Secondo quanto recentemente dichiarato dal giudice Angelo Giorgianni, nel suo esposto presentato alla Corte Penale Internazionale de L’Aia, le restrizioni adottate dai governi per periodi prolungati e indefiniti, che vanno ben oltre la fase di emergenza sanitaria, si configurano come crimini contro l’umanità, in quanto si presentano come reati di reclusione e tortura, che provocano grande sofferenza alla salute mentale e fisica delle persone.
Le fantasie catastrofiche che si profilano lungo questo orizzonte si riflettono nel processo iconoclastico della psiche, che vorrebbe infrangere quest’idolo di mondo meccanico e senz’anima che ha tradito le aspettative della società occidentale.
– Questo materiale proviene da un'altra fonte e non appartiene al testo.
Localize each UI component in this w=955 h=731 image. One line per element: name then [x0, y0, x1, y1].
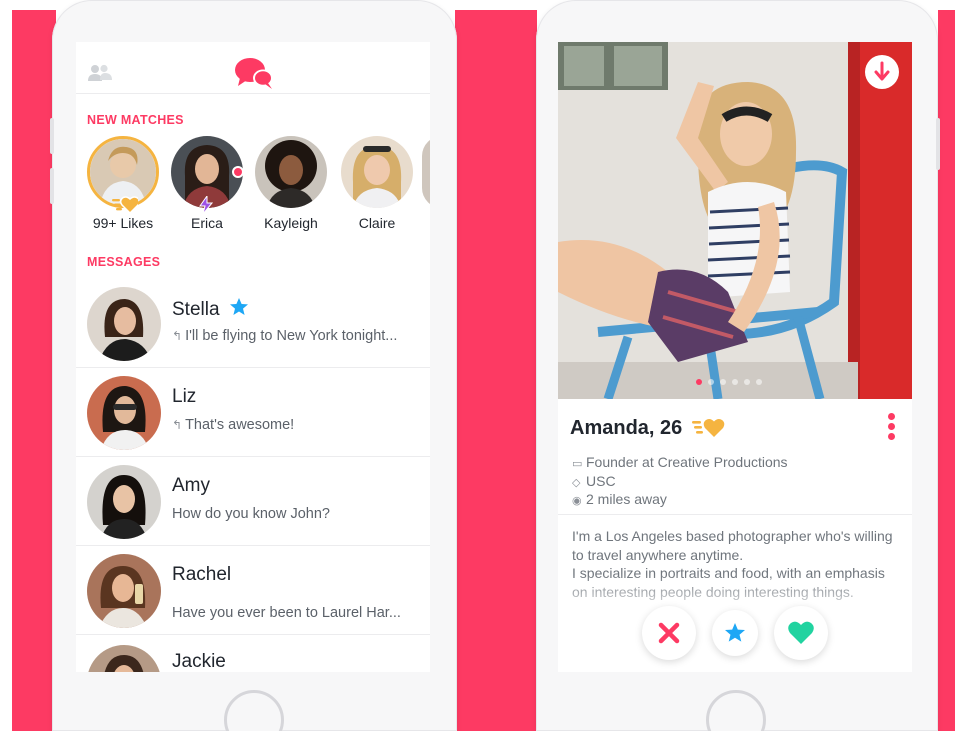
like-heart-icon — [788, 621, 814, 644]
message-row-rachel[interactable]: Rachel Have you ever been to Laurel Har.… — [76, 546, 430, 635]
superlike-star-icon — [725, 623, 745, 642]
reply-arrow-icon: ↰ — [172, 329, 183, 343]
school-text: USC — [586, 473, 616, 489]
photo-dot[interactable] — [744, 379, 750, 385]
like-button[interactable] — [774, 606, 828, 660]
photo-dot[interactable] — [708, 379, 714, 385]
match-claire[interactable]: Claire — [338, 136, 416, 231]
nope-button[interactable] — [642, 606, 696, 660]
distance-line: ◉ 2 miles away — [572, 491, 667, 507]
message-preview: ↰ I'll be flying to New York tonight... — [172, 328, 397, 344]
top-bar — [76, 42, 430, 94]
avatar — [255, 136, 327, 208]
home-button[interactable] — [224, 690, 284, 731]
messages-label: MESSAGES — [87, 255, 161, 269]
avatar — [87, 554, 161, 628]
message-text: That's awesome! — [185, 417, 295, 433]
job-text: Founder at Creative Productions — [586, 454, 788, 470]
superlike-button[interactable] — [712, 610, 758, 656]
graduation-cap-icon: ◇ — [572, 477, 581, 489]
promo-stage: NEW MATCHES 99+ Likes Erica Kayleigh Cla… — [0, 0, 955, 731]
contact-name-text: Stella — [172, 299, 220, 320]
volume-button — [50, 168, 54, 204]
home-button[interactable] — [706, 690, 766, 731]
avatar — [87, 376, 161, 450]
school-line: ◇ USC — [572, 473, 616, 489]
next-match-peek — [422, 136, 430, 208]
message-preview: ↰ That's awesome! — [172, 417, 294, 433]
photo-dot[interactable] — [732, 379, 738, 385]
avatar — [87, 645, 161, 672]
contact-name: Amy — [172, 475, 210, 496]
photo-dot[interactable] — [720, 379, 726, 385]
location-pin-icon: ◉ — [572, 495, 582, 507]
volume-button — [50, 118, 54, 154]
avatar — [87, 465, 161, 539]
message-preview: How do you know John? — [172, 506, 330, 522]
contact-name: Rachel — [172, 564, 232, 585]
profile-card-screen: Amanda, 26 ▭ Founder at Creative Producti… — [558, 42, 912, 672]
message-preview: Have you ever been to Laurel Har... — [172, 605, 401, 621]
gold-heart-icon — [692, 419, 725, 437]
photo-dot[interactable] — [696, 379, 702, 385]
profile-photo[interactable] — [558, 42, 912, 399]
message-row-liz[interactable]: Liz ↰ That's awesome! — [76, 368, 430, 457]
distance-text: 2 miles away — [586, 491, 667, 507]
match-erica[interactable]: Erica — [168, 136, 246, 231]
pink-backdrop-middle — [455, 10, 537, 731]
profile-name-age: Amanda, 26 — [570, 417, 683, 439]
pink-backdrop-right — [938, 10, 955, 731]
collapse-profile-icon[interactable] — [864, 54, 900, 90]
match-name: 99+ Likes — [92, 215, 154, 231]
photo-dot[interactable] — [756, 379, 762, 385]
reply-arrow-icon: ↰ — [172, 418, 183, 432]
right-phone: Amanda, 26 ▭ Founder at Creative Producti… — [536, 0, 940, 731]
match-name: Erica — [191, 215, 223, 231]
more-options-icon[interactable] — [888, 413, 896, 443]
match-name: Kayleigh — [264, 215, 318, 231]
photo-pagination — [696, 379, 762, 385]
divider — [558, 514, 912, 515]
chat-bubbles-icon[interactable] — [234, 56, 274, 90]
power-button — [936, 118, 940, 170]
briefcase-icon: ▭ — [572, 458, 583, 470]
boost-bolt-icon — [199, 196, 213, 214]
contact-name: Jackie — [172, 651, 226, 672]
match-kayleigh[interactable]: Kayleigh — [252, 136, 330, 231]
new-matches-label: NEW MATCHES — [87, 113, 184, 127]
messages-screen: NEW MATCHES 99+ Likes Erica Kayleigh Cla… — [76, 42, 430, 672]
gold-heart-icon — [112, 196, 138, 214]
left-phone: NEW MATCHES 99+ Likes Erica Kayleigh Cla… — [50, 0, 457, 731]
match-name: Claire — [358, 215, 396, 231]
contact-name: Stella — [172, 297, 249, 321]
job-line: ▭ Founder at Creative Productions — [572, 454, 788, 470]
people-icon[interactable] — [88, 64, 112, 82]
avatar — [87, 287, 161, 361]
match-likes[interactable]: 99+ Likes — [84, 136, 162, 231]
nope-x-icon — [658, 622, 680, 644]
contact-name: Liz — [172, 386, 197, 407]
online-dot — [232, 166, 244, 178]
message-row-amy[interactable]: Amy How do you know John? — [76, 457, 430, 546]
avatar — [341, 136, 413, 208]
message-row-stella[interactable]: Stella ↰ I'll be flying to New York tonig… — [76, 279, 430, 368]
new-matches-row: 99+ Likes Erica Kayleigh Claire — [76, 136, 430, 240]
message-row-jackie[interactable]: Jackie — [76, 635, 430, 672]
superlike-star-icon — [229, 298, 248, 315]
message-text: I'll be flying to New York tonight... — [185, 328, 398, 344]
L’immenso edificio, incrinato dalla inquietante rappresentazione della pandemia, nelle nostre fantasie è esploso in mille pezzi e si è ridotto in polvere. E’ grazie a questo sconvolgimento di cui si sta prendendo coscienza, a questa immagine di mondo agonizzante, che va apparendo una forma di riconoscimento dell’anima del mondo: un’anima che sollecita il nostro cuore a rispondere in extremis, a preoccuparci per il mondo, facendo rinascere l’amore verso questo. Dove c’è patologia c’è psiche e dove c’è psiche c’è eros. Le cose del mondo, gli eventi ordinari – fatti di incontri con gli amici e di attività ricreative, di rilassanti serate nei ristoranti e dei fine settimana con i parenti fuori regione – tornano ad essere preziosi, desiderabili nella loro sacralità. Certo, non saranno i movimenti ecologici, il Recovery Plan, la futurologia, il transumanesimo, o la tecnologia hi tech che da soli riusciranno a salvare il pianeta dalla catastrofe insita nella nostra idea di mondo. Queste azioni vanno riaccorpate in una visione cosmologica e messe in movimento da un gesto animico che, al di là delle misure pratiche, sia in grado di condurre alla sorgente del pericolo che incombe sul nostro mondo: la fatale negligenza nei riguardi dell’”anima del mondo”, la sua rimozione. Quest’anima non è presente nella tradizione dell’illuminismo settecentesco, né in quella dello scientismo dell’Ottocento, ma neanche nel pensiero del positivismo, del materialismo, del secolarismo e del personalismo.
Non possiamo muoverci nella direzione dell’”anima del mondo” se non abbiamo spostato lo sguardo nella direzione che dà valore all’anima prima che alla mente, all’immagine prima che al sentimento, al locale prima che al globale; e ancora all’immaginazione prima che ai concetti, all’Anima prima che all’Io. Per fare questo dobbiamo rinunciare all’obsoleto gioco degli opposti: soggetto-oggetto, destra-sinistra, maschile-femminile, mente-corpo. Per ottenere ciò sarà necessario che gran parte di quello a cui oggi teniamo tanto, vada in frantumi per far fluire “l’emozione” sull’intero mondo. E’ grazie alla rottura di questi vasi, a questa forma di Reset globale – che ciascuna persona deve compiere in se stessa prima di chiederlo alle istituzioni – che potremo restituire al mondo ciò che gli abbiamo strappato quando abbiamo rinchiuso dentro di noi la sua anima. Solo allora potremo essere certi che il processo di rinascita sarà esercitato nella più completa autonomia da una umanità che non aspira al transumanesimo, ma che desidera rimanere se stessa, conservando la sua preziosa umanità, senza l’intervento di elementi di forzatura, di frode o di inganno, di costrizione, esagerazione o altra forma di obbligo.